Absolutely against! Why give it to the government? Sometimes people say to me that they wouldn’t have the discipline to save it…then have the amount you were paying in taxes from your check (if you have direct deposit) go automatically into another account. You won’t even see it hit your regular bank account and you can be the one in control of that cash if an emergency were to hit. Just talk to your HR department to have that set up!

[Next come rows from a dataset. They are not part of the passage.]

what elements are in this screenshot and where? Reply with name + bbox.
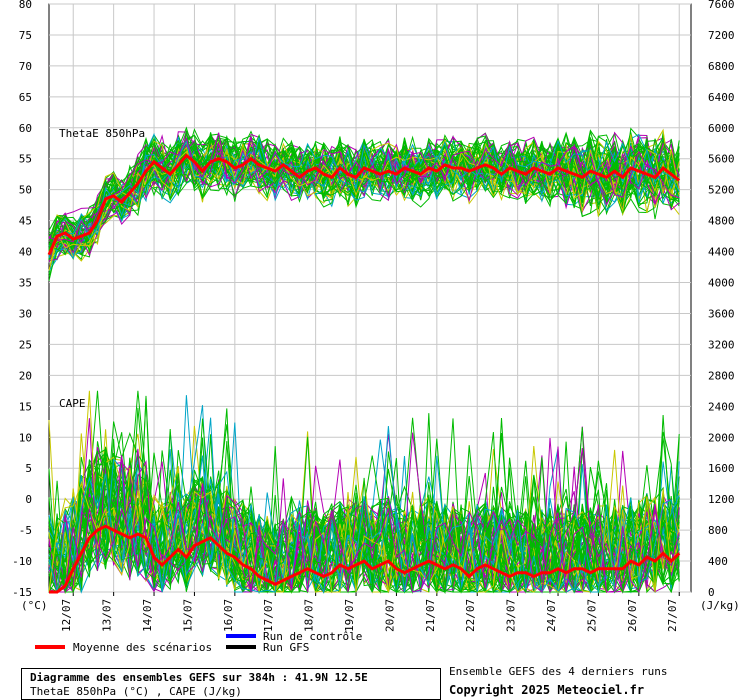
x-tick-label: 25/07: [585, 599, 598, 632]
right-tick-label: 400: [708, 555, 728, 568]
left-tick-label: 60: [19, 122, 32, 135]
left-tick-label: 45: [19, 215, 32, 228]
x-tick-label: 21/07: [424, 599, 437, 632]
x-tick-label: 15/07: [181, 599, 194, 632]
left-tick-label: 80: [19, 0, 32, 11]
panel-label-thetae: ThetaE 850hPa: [59, 127, 145, 140]
x-tick-label: 18/07: [303, 599, 316, 632]
right-tick-label: 0: [708, 586, 715, 599]
mean-line-cape: [49, 524, 681, 594]
left-tick-label: 25: [19, 338, 32, 351]
member-line-thetae: [48, 147, 680, 271]
right-tick-label: 1200: [708, 493, 735, 506]
x-tick-label: 13/07: [101, 599, 114, 632]
x-tick-label: 23/07: [505, 599, 518, 632]
member-line-thetae: [48, 144, 680, 271]
member-line-cape: [49, 463, 680, 593]
right-tick-label: 4800: [708, 215, 735, 228]
copyright: Copyright 2025 Meteociel.fr: [449, 683, 645, 697]
x-tick-label: 27/07: [666, 599, 679, 632]
member-line-thetae: [48, 137, 680, 259]
right-tick-label: 2800: [708, 369, 735, 382]
x-tick-label: 22/07: [464, 599, 477, 632]
right-tick-label: 4000: [708, 277, 735, 290]
member-line-cape: [48, 418, 680, 594]
left-tick-label: 15: [19, 400, 32, 413]
right-tick-label: 7600: [708, 0, 735, 11]
left-tick-label: 5: [25, 462, 32, 475]
member-line-cape: [48, 481, 680, 593]
legend-swatch-mean: [35, 645, 65, 649]
left-tick-label: 10: [19, 431, 32, 444]
left-tick-label: 75: [19, 29, 32, 42]
right-axis-unit: (J/kg): [700, 599, 740, 612]
mean-lines: [47, 153, 681, 594]
left-tick-label: 55: [19, 153, 32, 166]
member-line-cape: [48, 407, 680, 594]
right-tick-label: 2000: [708, 431, 735, 444]
x-tick-label: 19/07: [343, 599, 356, 632]
x-tick-label: 16/07: [222, 599, 235, 632]
member-line-thetae: [48, 145, 680, 262]
x-tick-label: 12/07: [60, 599, 73, 632]
chart-title: Diagramme des ensembles GEFS sur 384h : …: [30, 671, 368, 684]
mean-line-thetae: [47, 153, 681, 256]
x-tick-label: 20/07: [383, 599, 396, 632]
right-axis: 7600720068006400600056005200480044004000…: [708, 0, 735, 599]
left-tick-label: -10: [12, 555, 32, 568]
x-tick-label: 17/07: [262, 599, 275, 632]
info-box: Diagramme des ensembles GEFS sur 384h : …: [21, 668, 441, 700]
ensemble-note: Ensemble GEFS des 4 derniers runs: [449, 665, 668, 678]
ensemble-members: [48, 126, 680, 594]
left-tick-label: 50: [19, 184, 32, 197]
left-tick-label: 0: [25, 493, 32, 506]
right-tick-label: 4400: [708, 246, 735, 259]
right-tick-label: 7200: [708, 29, 735, 42]
legend-label-control: Run de contrôle: [263, 630, 363, 643]
x-tick-label: 24/07: [545, 599, 558, 632]
legend-label-mean: Moyenne des scénarios: [73, 641, 213, 654]
right-tick-label: 1600: [708, 462, 735, 475]
chart-subtitle: ThetaE 850hPa (°C) , CAPE (J/kg): [30, 685, 242, 698]
legend-swatch-gfs: [226, 645, 256, 649]
member-line-cape: [48, 464, 680, 593]
member-line-thetae: [48, 137, 680, 252]
panel-label-cape: CAPE: [59, 397, 86, 410]
left-tick-label: -5: [19, 524, 32, 537]
right-tick-label: 5600: [708, 153, 735, 166]
right-tick-label: 2400: [708, 400, 735, 413]
member-line-cape: [49, 483, 680, 594]
member-line-cape: [48, 477, 680, 594]
right-tick-label: 3600: [708, 307, 735, 320]
right-tick-label: 6400: [708, 91, 735, 104]
right-tick-label: 5200: [708, 184, 735, 197]
right-tick-label: 3200: [708, 338, 735, 351]
x-axis: 12/07 13/07 14/07 15/07 16/07 17/07 18/07 19/07…: [60, 599, 679, 632]
left-tick-label: 40: [19, 246, 32, 259]
x-tick-label: 26/07: [626, 599, 639, 632]
left-tick-label: 70: [19, 60, 32, 73]
left-axis-unit: (°C): [21, 599, 48, 612]
right-tick-label: 800: [708, 524, 728, 537]
left-tick-label: 65: [19, 91, 32, 104]
left-tick-label: -15: [12, 586, 32, 599]
left-tick-label: 30: [19, 307, 32, 320]
x-tick-label: 14/07: [141, 599, 154, 632]
left-tick-label: 35: [19, 277, 32, 290]
right-tick-label: 6000: [708, 122, 735, 135]
right-tick-label: 6800: [708, 60, 735, 73]
legend-label-gfs: Run GFS: [263, 641, 310, 654]
member-line-cape: [48, 425, 680, 594]
legend-swatch-control: [226, 634, 256, 638]
left-tick-label: 20: [19, 369, 32, 382]
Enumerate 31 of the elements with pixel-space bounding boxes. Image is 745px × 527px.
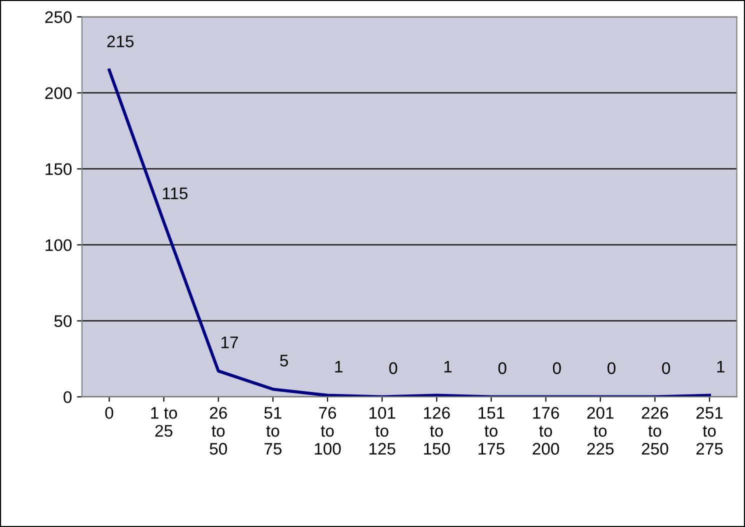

Actually, if you’re in debt you can under pay your taxes, and borrow money from the IRS at low rates and buy time to pay high-interest credit card debt while repaying the IRS. File a Form 9465 along with your tax form to request an installment payment plan. You can set your own terms and approval us generally automatic. You’ll be charged a setup fee of $105 ($52 if you agree to automatic withdrawls from your bank account) and will be charged a low interest rate (currently .583% per month or about 7.25% per year). With careful planning, this can be an effective strategy that will meet your tax obligations and free up cash to make progress on your credit card debt.
@ThriftyMan
While that is true, I wouldn’t suggest it for the simple reason that the government is a very tough creditor. You do not want to owe the IRS money for any reason. If something goes wrong you are in way more trouble than if something goes wrong paying off the credit card companies (banks).